Tsukamoto also served as a cast member, writer with Hisakatsu Kuroki, editor with Yuji Ambe, and director of photography alongside cinematographers Takayuki Shida and Satoshi Hayashi. Shinichi Kawahara and Masayuki Taneshima served as producers. The film is a presentation of Tetsuo The Bullet Man Group and produced by Kaijyu Theater and Asmik Ace Entertainment.

===Music===
Chu Ishikawa composed the music for the film. The closing credits feature an original track by Trent Reznor of industrial rock band Nine Inch Nails titled "Theme for Tetsuo: The Bullet Man". Tsukamoto has stated that the collaboration with Reznor marked the fulfillment of a long-held ambition to work with the group. Tsukamoto had previously collaborated with Reznor on a Tetsuo-esque commercial for MTV Japan.

==Release==
Tetsuo: The Bullet Man premiered on 5 September 2009 as part of the Venice International Film Festival, although Tsukamoto was unsatisfied with the cut and later re-edited the film. The new cut premiered in the United States on 25 April 2010 as part of the Tribeca Film Festival. In July 2010, IFC Midnight purchased the North American distribution rights and Middle Eastern digital rights from sales agent Coproduction Office.

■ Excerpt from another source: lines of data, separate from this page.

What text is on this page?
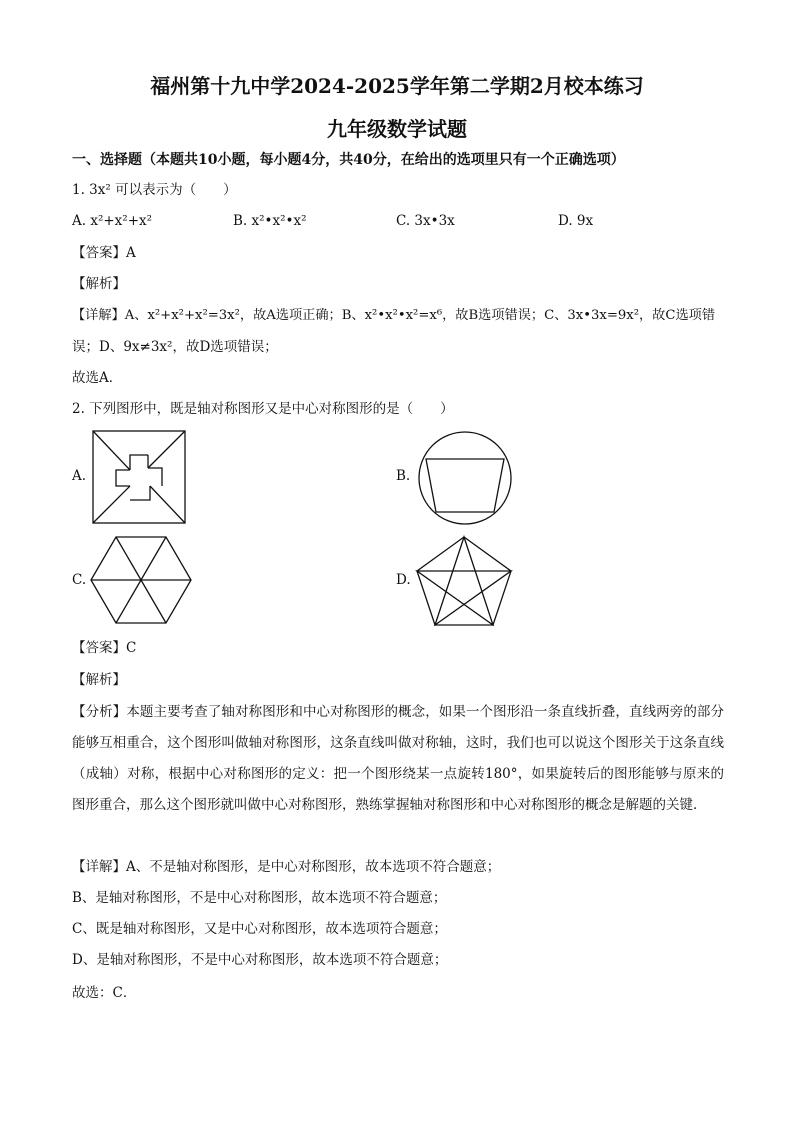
福州第十九中学2024-2025学年第二学期2月校本练习
九年级数学试题
一、选择题（本题共10小题，每小题4分，共40分，在给出的选项里只有一个正确选项）
1. 3x² 可以表示为（　　）
A. x²+x²+x²	B. x²•x²•x²	C. 3x•3x	D. 9x
【答案】A
【解析】
【详解】A、x²+x²+x²=3x²，故A选项正确；B、x²•x²•x²=x⁶，故B选项错误；C、3x•3x=9x²，故C选项错
误；D、9x≠3x²，故D选项错误；
故选A．
2. 下列图形中，既是轴对称图形又是中心对称图形的是（　　）
A.	B.
C.	D.
【答案】C
【解析】
【分析】本题主要考查了轴对称图形和中心对称图形的概念，如果一个图形沿一条直线折叠，直线两旁的部分能够互相重合，这个图形叫做轴对称图形，这条直线叫做对称轴，这时，我们也可以说这个图形关于这条直线（成轴）对称，根据中心对称图形的定义：把一个图形绕某一点旋转180°，如果旋转后的图形能够与原来的图形重合，那么这个图形就叫做中心对称图形，熟练掌握轴对称图形和中心对称图形的概念是解题的关键．
【详解】A、不是轴对称图形，是中心对称图形，故本选项不符合题意；
B、是轴对称图形，不是中心对称图形，故本选项不符合题意；
C、既是轴对称图形，又是中心对称图形，故本选项符合题意；
D、是轴对称图形，不是中心对称图形，故本选项不符合题意；
故选：C．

Kotobukiya released the official Bullet Man Real Figure at the 2010 San Diego Comic-Con.

===Critical reception===
The film received "largely negative reviews and reactions" following its premiere at Venice. Leslie Felperin of Variety praised the film's "retro" special effects, frantic editing, and loud sound and music, but criticized the familiar plot. Ray Bennett of The Hollywood Reporter took issue with the dialogue and acting, but similarly favored the sound and editing.

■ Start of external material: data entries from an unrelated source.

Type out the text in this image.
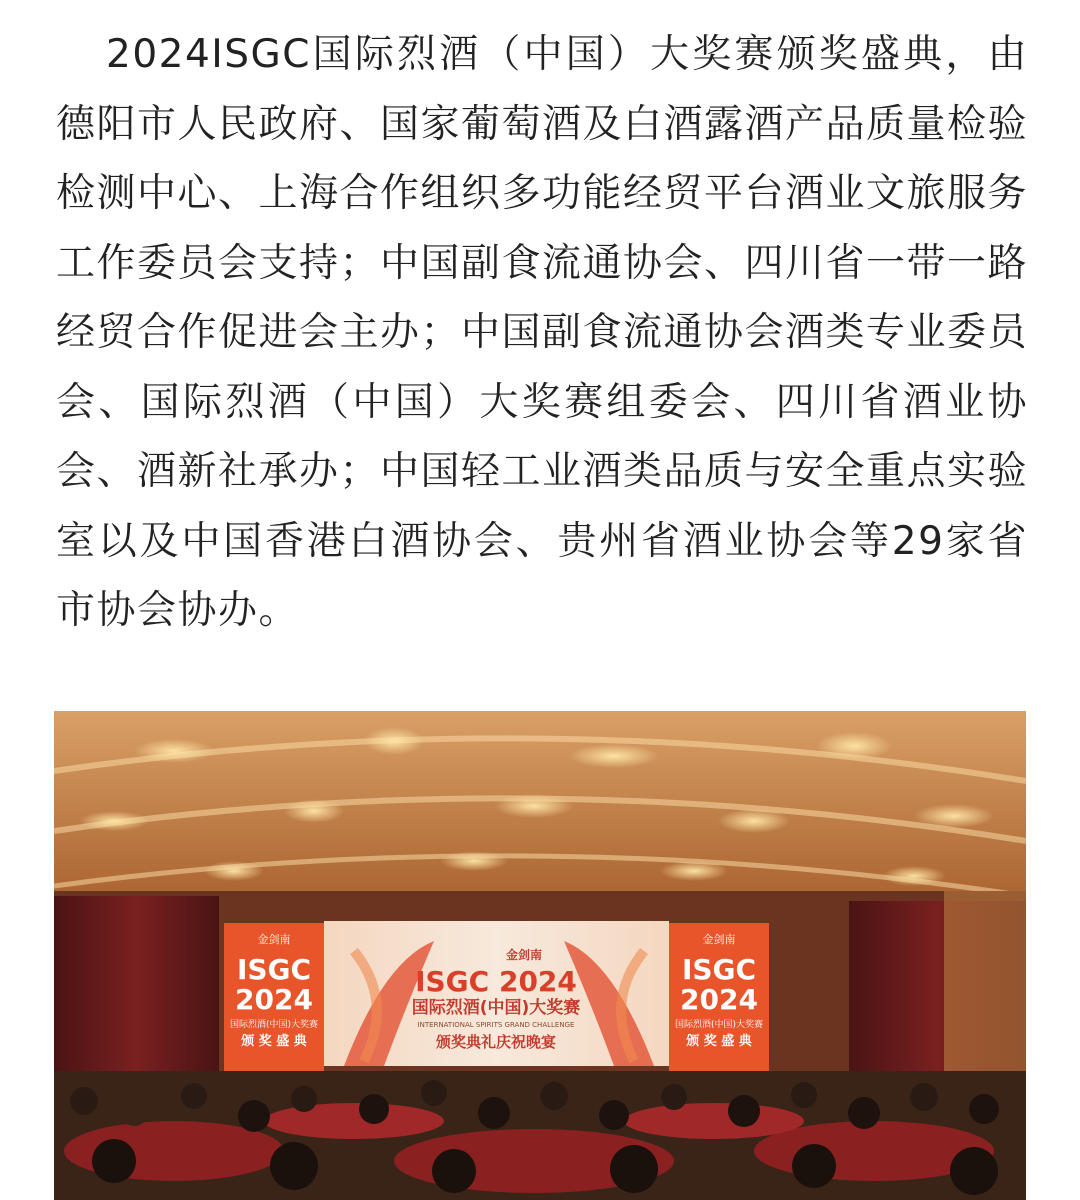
2024ISGC国际烈酒（中国）大奖赛颁奖盛典，由德阳市人民政府、国家葡萄酒及白酒露酒产品质量检验检测中心、上海合作组织多功能经贸平台酒业文旅服务工作委员会支持；中国副食流通协会、四川省一带一路经贸合作促进会主办；中国副食流通协会酒类专业委员会、国际烈酒（中国）大奖赛组委会、四川省酒业协会、酒新社承办；中国轻工业酒类品质与安全重点实验室以及中国香港白酒协会、贵州省酒业协会等29家省市协会协办。

金剑南
ISGC
2024
国际烈酒(中国)大奖赛
颁 奖 盛 典
金剑南
ISGC 2024
国际烈酒(中国)大奖赛
INTERNATIONAL SPIRITS GRAND CHALLENGE
颁奖典礼庆祝晚宴
金剑南
ISGC
2024
国际烈酒(中国)大奖赛
颁 奖 盛 典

Film School Rejects' Adam Charles was displeased with the "harsh" visuals and sounds, and criticized the use of English dialogue "when eighty percent of the cast doesn’t appear to speak it significantly well, nor a director that can tell that they can’t." Tom Mes of Midnight Eye called the film "a true Tetsuo film as well as a true Tsukamoto film", and defended the use of English as a stylistic choice, but found flaws in the film's execution of the transformation and the lack of eroticism found in the preceding entries.